茅野市北山の県道(ビーナスライン)沿い、蓼科湖の北側に17日、道の駅「ビーナスライン蓼科湖」がオープンする。市が24時間対応の公衆トイレ・休憩展望室、108台分の駐車場を整備。複数の民間事業者が、かつて文人墨客に愛された「蓼科アイス」をモチーフとするソフトクリーム店や、地元農産物の直売所を出店する。蓼科湖エリア全体を楽しんでもらう拠点と位置付け、観光再生や交流・関係人口の拡大を図る。

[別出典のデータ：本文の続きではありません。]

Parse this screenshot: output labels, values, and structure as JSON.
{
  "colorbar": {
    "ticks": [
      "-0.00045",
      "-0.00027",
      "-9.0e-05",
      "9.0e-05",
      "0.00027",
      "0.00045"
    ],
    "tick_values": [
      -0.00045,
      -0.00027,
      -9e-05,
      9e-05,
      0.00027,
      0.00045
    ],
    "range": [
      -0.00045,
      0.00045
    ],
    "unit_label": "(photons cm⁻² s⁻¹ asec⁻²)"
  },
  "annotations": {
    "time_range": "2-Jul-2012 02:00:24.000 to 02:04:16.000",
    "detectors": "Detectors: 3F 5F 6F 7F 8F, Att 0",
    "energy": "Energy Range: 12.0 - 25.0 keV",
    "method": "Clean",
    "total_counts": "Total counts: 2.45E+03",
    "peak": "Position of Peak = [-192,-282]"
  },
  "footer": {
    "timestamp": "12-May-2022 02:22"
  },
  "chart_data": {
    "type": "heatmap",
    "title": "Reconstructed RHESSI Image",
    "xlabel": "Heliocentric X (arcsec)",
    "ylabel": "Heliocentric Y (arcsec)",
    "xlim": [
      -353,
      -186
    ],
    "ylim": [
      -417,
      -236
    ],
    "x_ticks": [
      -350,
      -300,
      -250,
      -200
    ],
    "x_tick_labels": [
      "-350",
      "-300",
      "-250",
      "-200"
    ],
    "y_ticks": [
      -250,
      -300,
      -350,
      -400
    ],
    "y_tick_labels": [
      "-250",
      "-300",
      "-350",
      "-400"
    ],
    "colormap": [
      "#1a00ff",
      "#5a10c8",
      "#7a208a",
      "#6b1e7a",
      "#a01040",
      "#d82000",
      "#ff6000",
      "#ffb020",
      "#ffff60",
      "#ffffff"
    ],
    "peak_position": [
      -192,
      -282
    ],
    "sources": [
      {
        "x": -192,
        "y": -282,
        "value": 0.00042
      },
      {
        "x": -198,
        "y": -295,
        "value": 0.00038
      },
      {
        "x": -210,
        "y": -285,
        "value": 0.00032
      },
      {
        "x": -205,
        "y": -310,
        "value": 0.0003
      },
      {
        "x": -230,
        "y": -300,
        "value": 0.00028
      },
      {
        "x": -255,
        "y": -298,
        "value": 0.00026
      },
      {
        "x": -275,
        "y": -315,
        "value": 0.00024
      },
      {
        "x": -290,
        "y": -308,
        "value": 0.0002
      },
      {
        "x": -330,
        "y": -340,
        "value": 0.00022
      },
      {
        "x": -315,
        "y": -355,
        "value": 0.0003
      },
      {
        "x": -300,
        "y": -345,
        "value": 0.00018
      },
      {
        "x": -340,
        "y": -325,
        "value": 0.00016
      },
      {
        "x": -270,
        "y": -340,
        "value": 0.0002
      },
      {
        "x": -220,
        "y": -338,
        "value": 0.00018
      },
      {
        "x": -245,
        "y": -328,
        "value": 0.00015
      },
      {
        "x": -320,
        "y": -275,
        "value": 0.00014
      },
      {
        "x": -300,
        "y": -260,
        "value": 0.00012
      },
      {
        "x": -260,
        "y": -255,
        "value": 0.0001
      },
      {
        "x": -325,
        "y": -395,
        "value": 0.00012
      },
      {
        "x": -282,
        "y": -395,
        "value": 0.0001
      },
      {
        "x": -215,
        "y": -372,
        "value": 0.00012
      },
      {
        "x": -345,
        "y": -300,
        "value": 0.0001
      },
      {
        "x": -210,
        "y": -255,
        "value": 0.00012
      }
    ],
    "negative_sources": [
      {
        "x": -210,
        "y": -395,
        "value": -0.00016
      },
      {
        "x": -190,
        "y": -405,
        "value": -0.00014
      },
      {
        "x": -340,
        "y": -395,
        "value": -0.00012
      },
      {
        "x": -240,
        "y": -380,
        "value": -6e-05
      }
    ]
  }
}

 諏訪地方の道の駅は、国道20号「信州蔦木宿」(富士見町)に続いて2カ所目。3月に登録され、機能整備にめどが付いたことから、国土交通省に17日からの正式オープンを届け出た。中核施設の公衆トイレと休憩展望室は5月から供用を始めている。

 面積は約1万3600平方メートルで、木造平屋建ての中核施設には、湖を望むウッドデッキや、公衆無線LAN「Wi―Fi」を整備。観光・交通案内のモニターも今後備えていく。子育て応援機能としておむつを扱う自動販売機を設置し、多機能トイレや公衆電話も完備。建物脇には屋根付きの駐車スペースを設けた。

 道の駅整備は、公民協働で一帯の活性化を図る「蓼科湖プロジェクト」の一環。湖周には遊歩道を整備済みで、健康や癒やしをテーマにしたイベントも行う考えだ。「蓼科アイス」は観光まちづくり会社「帰ってきた蓼科」、農産物直売所は北八ケ岳リゾートが開設。蓼科観光協会が機能運営を主体的に担う。

 17日は市と協会の主催で記念式典を開催。新型コロナウイルス感染予防を考慮し、規模を縮小して行う。午前10時から来訪者にバラの切り花を数量限定で配布する。